Dieci minuti sono un tempo infinito soprattutto se arrivano prima: non era mai successo che il ricordo di Giovanni Falcone, Francesca Morvillo e gli uomini della scorta fosse anticipato: 17,48 e non 17,58. Simonetta Trovato
Palermo - Mai come quest’anno la parola «loro» ha segnato la frattura: tra chi quando l’autostrada è saltata in aria a Capaci non era ancora nato e chi invece c’era; tra il corteo e il palco istituzionale, tra i ragazzi e «loro». Dieci minuti sono un tempo infinito soprattutto se arrivano prima: non era mai successo che il ricordo di Giovanni Falcone, Francesca Morvillo e gli uomini della scorta fosse anticipato: 17,48 e non 17,58.

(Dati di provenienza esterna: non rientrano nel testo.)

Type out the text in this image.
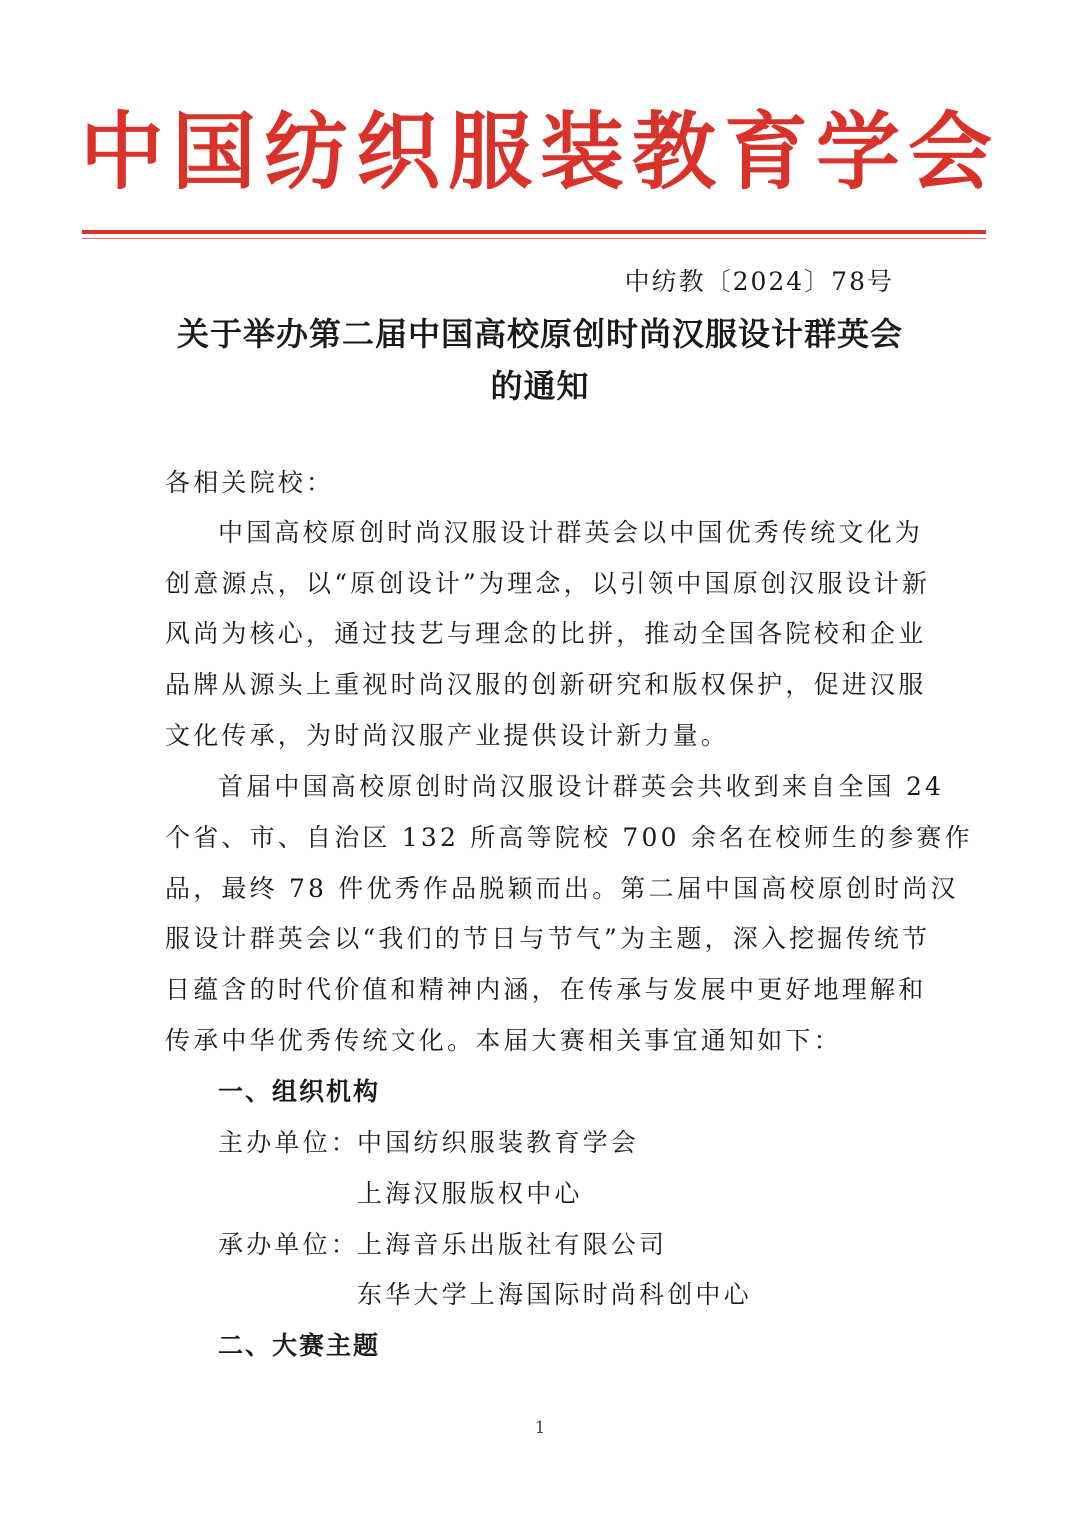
中国纺织服装教育学会
中纺教〔2024〕78号
关于举办第二届中国高校原创时尚汉服设计群英会
的通知
各相关院校：
中国高校原创时尚汉服设计群英会以中国优秀传统文化为
创意源点，以“原创设计”为理念，以引领中国原创汉服设计新
风尚为核心，通过技艺与理念的比拼，推动全国各院校和企业
品牌从源头上重视时尚汉服的创新研究和版权保护，促进汉服
文化传承，为时尚汉服产业提供设计新力量。
首届中国高校原创时尚汉服设计群英会共收到来自全国 24
个省、市、自治区 132 所高等院校 700 余名在校师生的参赛作
品，最终 78 件优秀作品脱颖而出。第二届中国高校原创时尚汉
服设计群英会以“我们的节日与节气”为主题，深入挖掘传统节
日蕴含的时代价值和精神内涵，在传承与发展中更好地理解和
传承中华优秀传统文化。本届大赛相关事宜通知如下：
一、组织机构
主办单位：
中国纺织服装教育学会
上海汉服版权中心
承办单位：
上海音乐出版社有限公司
东华大学上海国际时尚科创中心
二、大赛主题
1
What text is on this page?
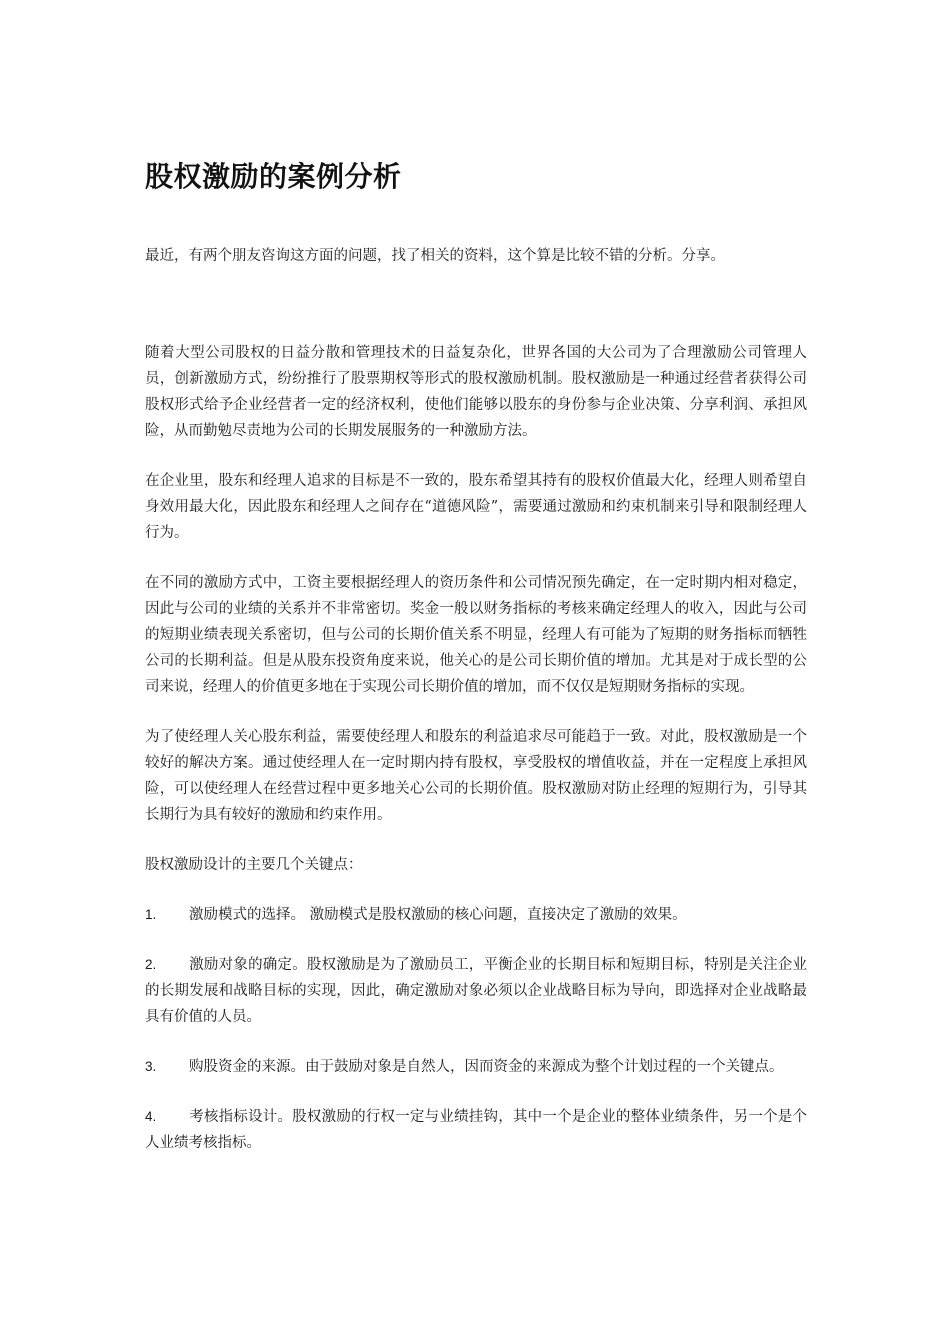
股权激励的案例分析

最近，有两个朋友咨询这方面的问题，找了相关的资料，这个算是比较不错的分析。分享。

随着大型公司股权的日益分散和管理技术的日益复杂化，世界各国的大公司为了合理激励公司管理人员，创新激励方式，纷纷推行了股票期权等形式的股权激励机制。股权激励是一种通过经营者获得公司股权形式给予企业经营者一定的经济权利，使他们能够以股东的身份参与企业决策、分享利润、承担风险，从而勤勉尽责地为公司的长期发展服务的一种激励方法。

在企业里，股东和经理人追求的目标是不一致的，股东希望其持有的股权价值最大化，经理人则希望自身效用最大化，因此股东和经理人之间存在“道德风险”，需要通过激励和约束机制来引导和限制经理人行为。

在不同的激励方式中，工资主要根据经理人的资历条件和公司情况预先确定，在一定时期内相对稳定，因此与公司的业绩的关系并不非常密切。奖金一般以财务指标的考核来确定经理人的收入，因此与公司的短期业绩表现关系密切，但与公司的长期价值关系不明显，经理人有可能为了短期的财务指标而牺牲公司的长期利益。但是从股东投资角度来说，他关心的是公司长期价值的增加。尤其是对于成长型的公司来说，经理人的价值更多地在于实现公司长期价值的增加，而不仅仅是短期财务指标的实现。

为了使经理人关心股东利益，需要使经理人和股东的利益追求尽可能趋于一致。对此，股权激励是一个较好的解决方案。通过使经理人在一定时期内持有股权，享受股权的增值收益，并在一定程度上承担风险，可以使经理人在经营过程中更多地关心公司的长期价值。股权激励对防止经理的短期行为，引导其长期行为具有较好的激励和约束作用。

股权激励设计的主要几个关键点：

1. 激励模式的选择。 激励模式是股权激励的核心问题，直接决定了激励的效果。

2. 激励对象的确定。股权激励是为了激励员工，平衡企业的长期目标和短期目标，特别是关注企业的长期发展和战略目标的实现，因此，确定激励对象必须以企业战略目标为导向，即选择对企业战略最具有价值的人员。

3. 购股资金的来源。由于鼓励对象是自然人，因而资金的来源成为整个计划过程的一个关键点。

4. 考核指标设计。股权激励的行权一定与业绩挂钩，其中一个是企业的整体业绩条件，另一个是个人业绩考核指标。
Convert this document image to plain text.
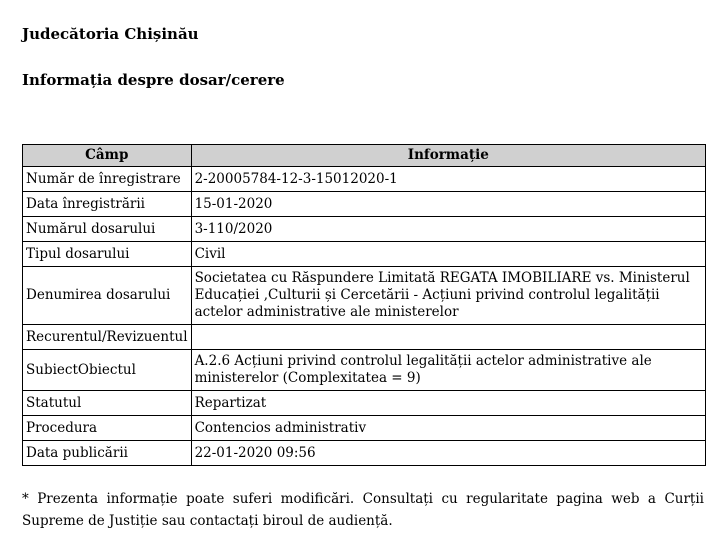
Judecătoria Chișinău
Informația despre dosar/cerere
Câmp	Informație
Număr de înregistrare	2-20005784-12-3-15012020-1
Data înregistrării	15-01-2020
Numărul dosarului	3-110/2020
Tipul dosarului	Civil
Denumirea dosarului	Societatea cu Răspundere Limitată REGATA IMOBILIARE vs. Ministerul Educației ,Culturii și Cercetării - Acțiuni privind controlul legalității actelor administrative ale ministerelor
Recurentul/Revizuentul	
SubiectObiectul	A.2.6 Acțiuni privind controlul legalității actelor administrative ale ministerelor (Complexitatea = 9)
Statutul	Repartizat
Procedura	Contencios administrativ
Data publicării	22-01-2020 09:56

* Prezenta informație poate suferi modificări. Consultați cu regularitate pagina web a Curții Supreme de Justiție sau contactați biroul de audiență.
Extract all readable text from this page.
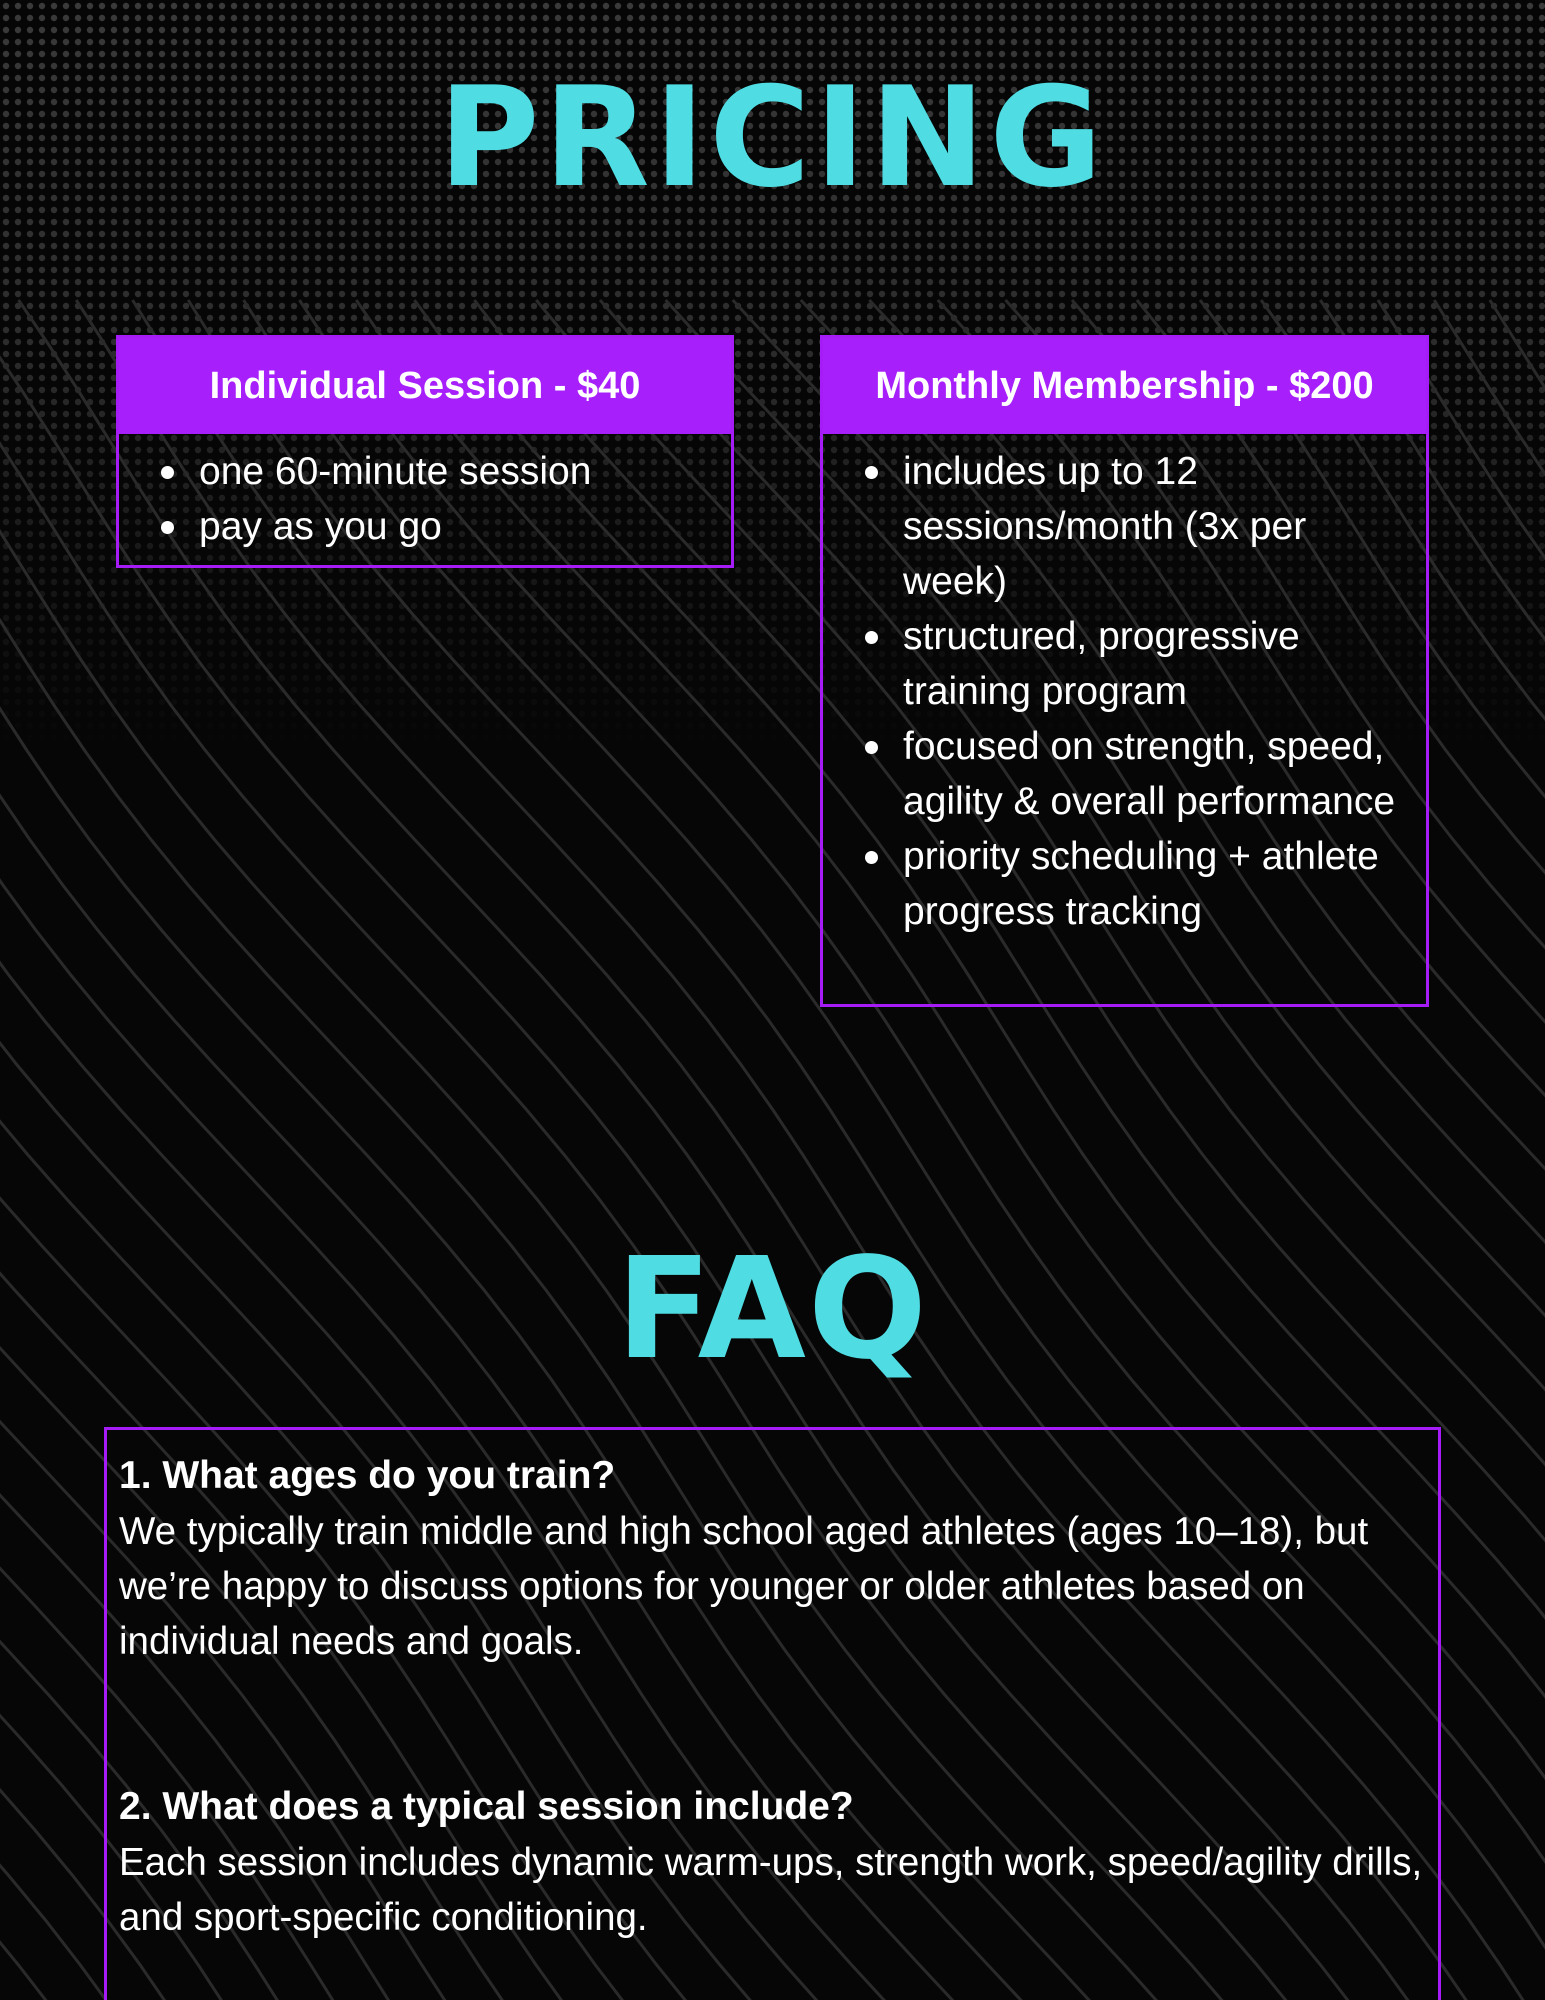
PRICING
Individual Session - $40
one 60-minute session
pay as you go
Monthly Membership - $200
includes up to 12 sessions/month (3x per week)
structured, progressive training program
focused on strength, speed, agility & overall performance
priority scheduling + athlete progress tracking
FAQ
1. What ages do you train?
We typically train middle and high school aged athletes (ages 10–18), but we’re happy to discuss options for younger or older athletes based on individual needs and goals.
2. What does a typical session include?
Each session includes dynamic warm-ups, strength work, speed/agility drills, and sport-specific conditioning.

Succede tutto in fretta, sul palco davanti all’Albero Falcone Pietro Grasso legge i nomi delle vittime, Giovanni Caccamo canta, qualcuno chiama il trombettiere che non ha neanche i guanti bianchi, glieli passano al volo, si intona il Silenzio, la gente guarda sconcertata gli orologi, dal fondo di via Notarbartolo si sentono già i cori del corteo antimafia. Due minuti e sono tutti nelle berline che si allontanano veloci, gonfaloni ammainati, poliziotti e carabinieri disorientati, la vicina metropolitana vomita ancora gente, alle 17,58 scoppia un applauso spontaneo.